In this post, I’m going to briefly discuss the potential benefits from exploring affective computing technologies in smart homes and smart environments in general especially when it comes to providing health and social services. Smart home technologies today are mostly accompanied with some potential problems annoying residents of smart homes with false alarms and unwanted reactions. When an elderly or person with disability lives in a smart home one would expect it to be that smart home to recognize what situation is really a potential danger or threat to them and act accordingly. Sensor technologies have advanced a lot in the direction of detecting potential dangers and threats but there is one thing they still cannot control. Human behavior. Unexpected human behavior out of what the sensor or the machine has learned can lead to false alarms, unwanted disturbance and finally rejection of such solutions from elderly and people with disabilities. All these could be avoided if sensor signals were reinforced with further information about the resident’s status at the moment. What was his emotional state, what was he doing at the time the alarm went off, how is he reacting to what happened. Much of this information could be gathered by affective computing solutions.
In Universidad Carlos III de Madrid scientists developed a machine able to recognize a person’s feelings based on his speech interaction with the machine. It can recognize anger, doubt and boredom and adjust the conversation accordingly. In Binghamton University scientist Lijun Yin is working with psychologist Peter Gerhardstein collecting a large set of facial expression images and mapping them to emotions in order to produce software that will recognize emotion based on a person’s facial expression. EU has also funded research in the area with HUMAINE being one the projects in that direction. HUMAINE project aims to lay the foundations for European development of systems that can register, model and /or influence human emotional and emotion-related states – ’emotion-oriented systems’. In general, the area of affective computing is showing vast potential of recognizing emotion of people in the future.

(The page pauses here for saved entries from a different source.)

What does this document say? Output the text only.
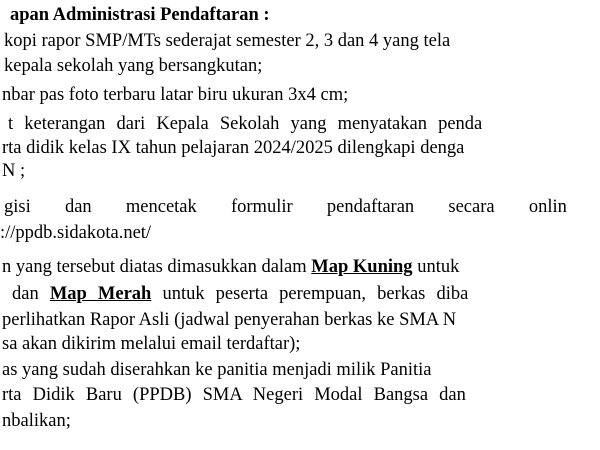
apan Administrasi Pendaftaran :
kopi rapor SMP/MTs sederajat semester 2, 3 dan 4 yang tela
kepala sekolah yang bersangkutan;
nbar pas foto terbaru latar biru ukuran 3x4 cm;
t keterangan dari Kepala Sekolah yang menyatakan penda
rta didik kelas IX tahun pelajaran 2024/2025 dilengkapi denga
N ;
gisi dan mencetak formulir pendaftaran secara onlin
://ppdb.sidakota.net/
n yang tersebut diatas dimasukkan dalam Map Kuning untuk
dan Map Merah untuk peserta perempuan, berkas diba
perlihatkan Rapor Asli (jadwal penyerahan berkas ke SMA N
sa akan dikirim melalui email terdaftar);
as yang sudah diserahkan ke panitia menjadi milik Panitia
rta Didik Baru (PPDB) SMA Negeri Modal Bangsa dan
nbalikan;
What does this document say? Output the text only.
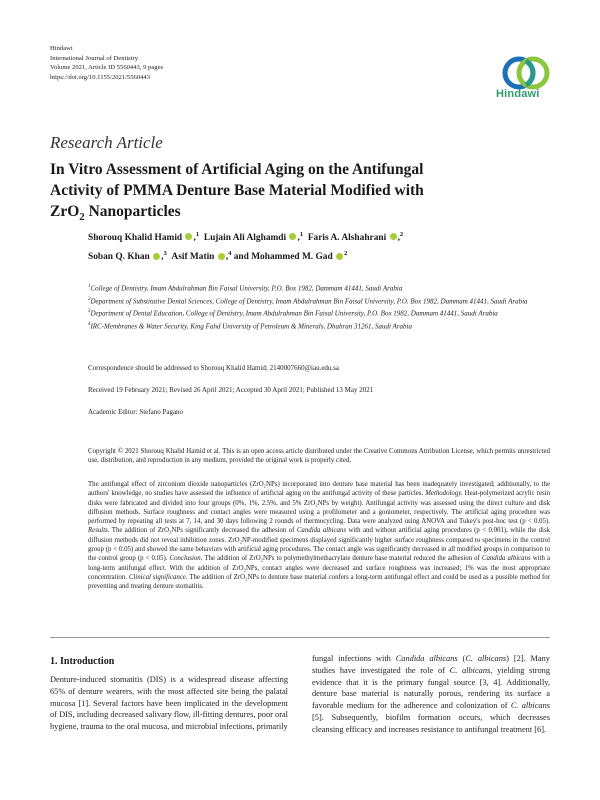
Hindawi
International Journal of Dentistry
Volume 2021, Article ID 5560443, 9 pages
https://doi.org/10.1155/2021/5560443
Hindawi
Research Article
In Vitro Assessment of Artificial Aging on the Antifungal
Activity of PMMA Denture Base Material Modified with
ZrO$_2$ Nanoparticles
Shorouq Khalid Hamid ,$^1$ Lujain Ali Alghamdi ,$^1$ Faris A. Alshahrani ,$^2$
Soban Q. Khan ,$^3$ Asif Matin ,$^4$ and Mohammed M. Gad $^2$

$^1$College of Dentistry, Imam Abdulrahman Bin Faisal University, P.O. Box 1982, Dammam 41441, Saudi Arabia

$^2$Department of Substitutive Dental Sciences, College of Dentistry, Imam Abdulrahman Bin Faisal University, P.O. Box 1982, Dammam 41441, Saudi Arabia

$^3$Department of Dental Education, College of Dentistry, Imam Abdulrahman Bin Faisal University, P.O. Box 1982, Dammam 41441, Saudi Arabia

$^4$IRC-Membranes & Water Security, King Fahd University of Petroleum & Minerals, Dhahran 31261, Saudi Arabia

Correspondence should be addressed to Shorouq Khalid Hamid; 2140007660@iau.edu.sa
Received 19 February 2021; Revised 26 April 2021; Accepted 30 April 2021; Published 13 May 2021
Academic Editor: Stefano Pagano
Copyright © 2021 Shorouq Khalid Hamid et al. This is an open access article distributed under the Creative Commons Attribution License, which permits unrestricted use, distribution, and reproduction in any medium, provided the original work is properly cited.
The antifungal effect of zirconium dioxide nanoparticles (ZrO₂NPs) incorporated into denture base material has been inadequately investigated; additionally, to the authors' knowledge, no studies have assessed the influence of artificial aging on the antifungal activity of these particles. Methodology. Heat-polymerized acrylic resin disks were fabricated and divided into four groups (0%, 1%, 2.5%, and 5% ZrO₂NPs by weight). Antifungal activity was assessed using the direct culture and disk diffusion methods. Surface roughness and contact angles were measured using a profilometer and a goniometer, respectively. The artificial aging procedure was performed by repeating all tests at 7, 14, and 30 days following 2 rounds of thermocycling. Data were analyzed using ANOVA and Tukey's post-hoc test (p < 0.05). Results. The addition of ZrO₂NPs significantly decreased the adhesion of Candida albicans with and without artificial aging procedures (p < 0.001), while the disk diffusion methods did not reveal inhibition zones. ZrO₂NP-modified specimens displayed significantly higher surface roughness compared to specimens in the control group (p < 0.05) and showed the same behaviors with artificial aging procedures. The contact angle was significantly decreased in all modified groups in comparison to the control group (p < 0.05). Conclusion. The addition of ZrO₂NPs to polymethylmethacrylate denture base material reduced the adhesion of Candida albicans with a long-term antifungal effect. With the addition of ZrO₂NPs, contact angles were decreased and surface roughness was increased; 1% was the most appropriate concentration. Clinical significance. The addition of ZrO₂NPs to denture base material confers a long-term antifungal effect and could be used as a possible method for preventing and treating denture stomatitis.
1. Introduction
Denture-induced stomatitis (DIS) is a widespread disease affecting 65% of denture wearers, with the most affected site being the palatal mucosa [1]. Several factors have been implicated in the development of DIS, including decreased salivary flow, ill-fitting dentures, poor oral hygiene, trauma to the oral mucosa, and microbial infections, primarily
fungal infections with Candida albicans (C. albicans) [2]. Many studies have investigated the role of C. albicans, yielding strong evidence that it is the primary fungal source [3, 4]. Additionally, denture base material is naturally porous, rendering its surface a favorable medium for the adherence and colonization of C. albicans [5]. Subsequently, biofilm formation occurs, which decreases cleansing efficacy and increases resistance to antifungal treatment [6].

One of the areas where affective computing solutions can be used is smart home environments for health care monitoring services. Such environments in the future could detect person’s emotions and respond accordingly. If the person is feeling quite confident with what he is doing they could reduce assistance provided and if they show signs of anxiety, doubt or other disturbing feelings they could come up with appropriate responses. Smart homes of the future are expected to understand implicit user’s behavior signs such as face expressions, movements, voice etc. and react accordingly. This technology could also provide monitoring and caring services with additional parameters when something unexpected happens to the person receiving care to evaluate the importance of a situation.
In such environments for example when a person for example wakes up and stays in bed because he is in pain it will trigger the appropriate alarms and reactions, while on the other hand it will not do anything if the person woke up and just enjoys a few more moments of relaxation in bed looking out the window. Sensors in bed will cooperate with wake-up alarm clocks and cameras or microphones in the room to detect which is the case. Further research in the area of affective computing will boost the applications of smart home environments and not only. The applications of this technology can be numerous across many aspects of living apart from health-related services. A number of research issues should (better) be addressed, including privacy concerns, acceptance by users, integration of different emotion detection technologies, etc. but we’ll come back to those in another post.
Until then, be safe and don’t play with the fire alarm sensor!